Parsing Is the First Step
After you’ve completed a successful connection to a database server and typed your query, the first step in getting your results is called parsing. When you or your application submits a query to the database engine, the engine first reviews your SQL statement to ensure the syntax is valid. For example, if you type ELECT Column1 FROM Table1 (my own most frequent SQL typo), the engine will quickly give you an error. Next, the parser ensures Table1 is a valid table by examining the data dictionary (a system managed data structure designed to store metadata about the database) and column1 is a valid column. Once the query is validated, the interesting part starts to happen.Execution and Explain Plans
If you talk to any performance-tuning expert, you’ll learn the most important factor in improving database performance is understanding how execution or explain plans work.
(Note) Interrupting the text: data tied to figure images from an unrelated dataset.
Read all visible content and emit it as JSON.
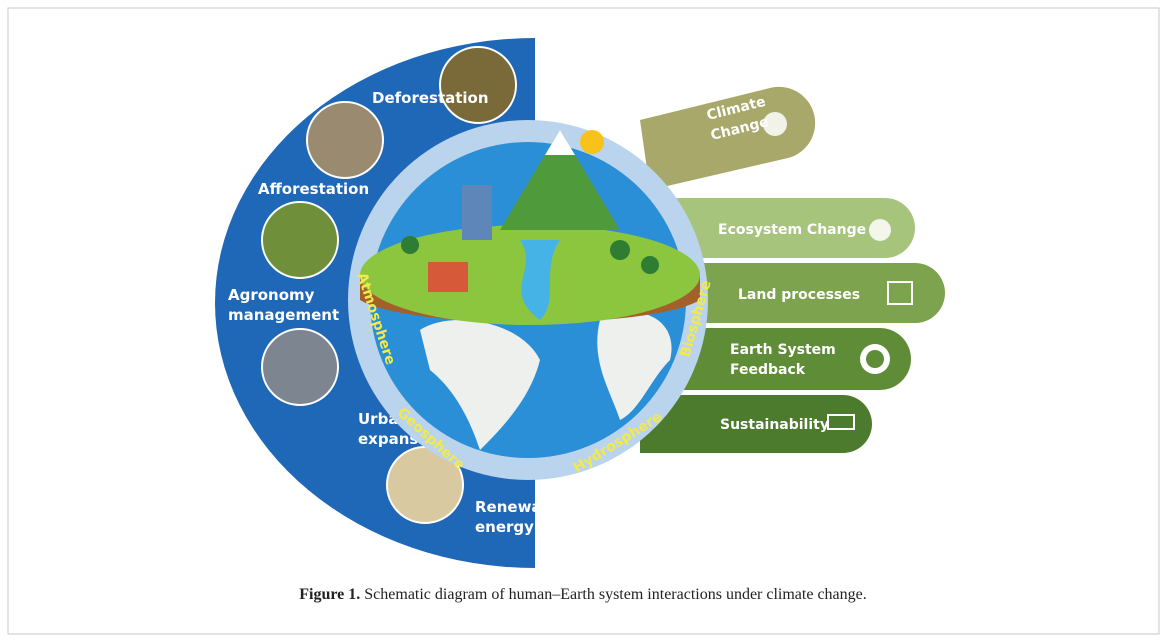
{
  "activities": [
    {
      "lines": [
        "Deforestation"
      ]
    },
    {
      "lines": [
        "Afforestation"
      ]
    },
    {
      "lines": [
        "Agronomy",
        "management"
      ]
    },
    {
      "lines": [
        "Urban",
        "expansion"
      ]
    },
    {
      "lines": [
        "Renewable",
        "energy use"
      ]
    }
  ],
  "spheres": [
    "Atmosphere",
    "Geosphere",
    "Hydrosphere",
    "Biosphere"
  ],
  "impacts": [
    {
      "lines": [
        "Climate",
        "Change"
      ]
    },
    {
      "lines": [
        "Ecosystem Change"
      ]
    },
    {
      "lines": [
        "Land processes"
      ]
    },
    {
      "lines": [
        "Earth System",
        "Feedback"
      ]
    },
    {
      "lines": [
        "Sustainability"
      ]
    }
  ],
  "caption": {
    "label": "Figure 1.",
    "text": "Schematic diagram of human–Earth system interactions under climate change."
  }
}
These plans (the name is dependent on the database engine, but the terms are interchangeable) are generated after the query is parsed—they determine the set of operations required to retrieve the results of the query from memory or the storage subsytem. In some database engines (SQL Server and Oracle), after execution plans are generated they are cached in memory for reuse. The query engine then applies various costing algorithms, such as index statistics and histogram distributions, to quickly generate an optimal plan. Plan generation is expensive from a CPU perspective, so the database engine will generate several plans and then choose the lowest cost option. Depending on your database engine, there are different ways to capture these plans—this is an important step in tuning the performance of a query, so you can discover if and where potential bottlenecks exist. Learning to read execution plans is an important skill for a DBA, and if you aren’t a DBA, there are tools to help you understand problematic execution plans.Influencing an Execution Plan
The two ways you can change an execution plan without changing code is by changing column statistics or adding or removing an index. The column and index statistics I briefly touched on above play a critical role in query performance. Query optimizers use them to define the cardinality, or the number of rows in the query result. Statistics are typically stored as histograms showing the statistical distribution of data in the column. Each database engine does this slightly differently, but the end result will be similar to what’s shown in Figure 1.Figure 1: Example of a histogram
Depending on the number of values, the query optimizer may choose to scan an entire column, or retrieve the specific rows to answer a query result. While retrieving specific rows (typically called a seek) is a cheaper operation, there are times (for example, finding the average of all invoices) scanning the entire column is the better operation—and only having good query statistics allows the optimizer to choose the lowest cost. You’ll need to understand how your database updates statistics, as some database engines do this automatically, but some sets of data may require you update them more frequently than the system-generated statistics. You can also influence execution plans by adding or removing indexes. Indexes represent one or more columns stored separately from a table. Much like your favorite music app sorts your music by lots of attributes for finding your favorites quickly (such as genre, artist name, date added to the app, etc.), an index allows the database engine to perform lookups without reading the entire table. This reduces the amount of I/O needed to execute a query, and can dramatically increase the performance of your database. Choosing the proper indexes on database tables represents some of the biggest potential performance gains in all of IT. Some database engines recommend indexes for you, while others may require you to inspect execution plans to analyze indexes. For non-database administrators, this is an area where you’ll likely benefit from database-specific tooling.